Обернулся, вдруг вспыхнул непонятный страх. Высокая тонкая женщина сказала равнодушно:
— Очень приятно. Полина Николаевна.
— Из нашего класса. И тоже поступает в университет. Забавно, правда?
Женщина улыбнулась, очень пышные, очень красные губы — алые, пунцовые, не накрашенные; улыбка для них с Лизой и не для них, для себя. Эта женщина в тетки не годится и следить за племянницей не будет.
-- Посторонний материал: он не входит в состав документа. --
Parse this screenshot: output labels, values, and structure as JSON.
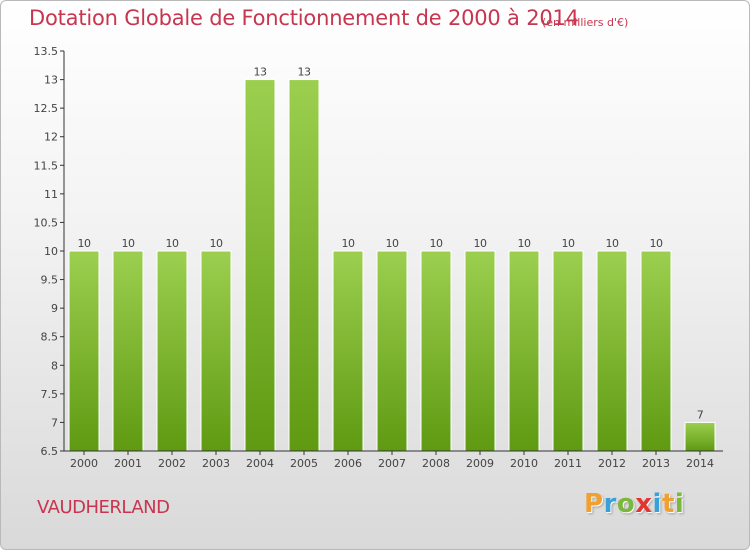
{
  "header": {
    "title": "Dotation Globale de Fonctionnement de 2000 à 2014",
    "subtitle": "(en milliers d'€)"
  },
  "footer": {
    "place": "VAUDHERLAND",
    "logo_letters": [
      "P",
      "r",
      "o",
      "x",
      "i",
      "t",
      "i"
    ],
    "logo_colors": [
      "#f0a030",
      "#3aa0d8",
      "#79b83a",
      "#e3342f",
      "#3aa0d8",
      "#f0a030",
      "#79b83a"
    ]
  },
  "colors": {
    "title": "#c8354f",
    "bar_light": "#9ccf4f",
    "bar_dark": "#5f9a12",
    "axis": "#333333",
    "label": "#444444"
  },
  "chart_data": {
    "type": "bar",
    "title": "Dotation Globale de Fonctionnement de 2000 à 2014",
    "subtitle": "(en milliers d'€)",
    "categories": [
      "2000",
      "2001",
      "2002",
      "2003",
      "2004",
      "2005",
      "2006",
      "2007",
      "2008",
      "2009",
      "2010",
      "2011",
      "2012",
      "2013",
      "2014"
    ],
    "values": [
      10,
      10,
      10,
      10,
      13,
      13,
      10,
      10,
      10,
      10,
      10,
      10,
      10,
      10,
      7
    ],
    "data_labels": [
      "10",
      "10",
      "10",
      "10",
      "13",
      "13",
      "10",
      "10",
      "10",
      "10",
      "10",
      "10",
      "10",
      "10",
      "7"
    ],
    "ylim": [
      6.5,
      13.5
    ],
    "yticks": [
      "6.5",
      "7",
      "7.5",
      "8",
      "8.5",
      "9",
      "9.5",
      "10",
      "10.5",
      "11",
      "11.5",
      "12",
      "12.5",
      "13",
      "13.5"
    ],
    "xlabel": "",
    "ylabel": "",
    "grid": false,
    "legend": "none"
  }
}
— Вы тоже у нас собираетесь жить?
— Я сам по себе. Я в общежитии.
В медленной толпе они спустились в тоннель, прошли через бесконечные кочевья; метро, пятикопеечная возня, турникет, лабиринтная развилка, кольцо и радиус — тут пути их расходились. Он должен доехать до «Площади Революции», пересесть на «Маркса» (не спутать Маркса со Свердловым) и далее на «Университет», где его дожидается приемная комиссия. Поль договорила, он ждал чего-то еще — и дождался. Она добавила, холодная, чужая, любезная:
— Приезжайте к нам на дачу.
Всегда готов! Вот он — Страшный Суд — совсем скоро. И Алеша ловко ввинтился в разгоряченное, раздраженное скопище тел перед лестницей-чудесницей (так называл это изобретение покойный страховой агент, а Лешенька цеплялся за дедовы колени перед первым шагом в пропасть).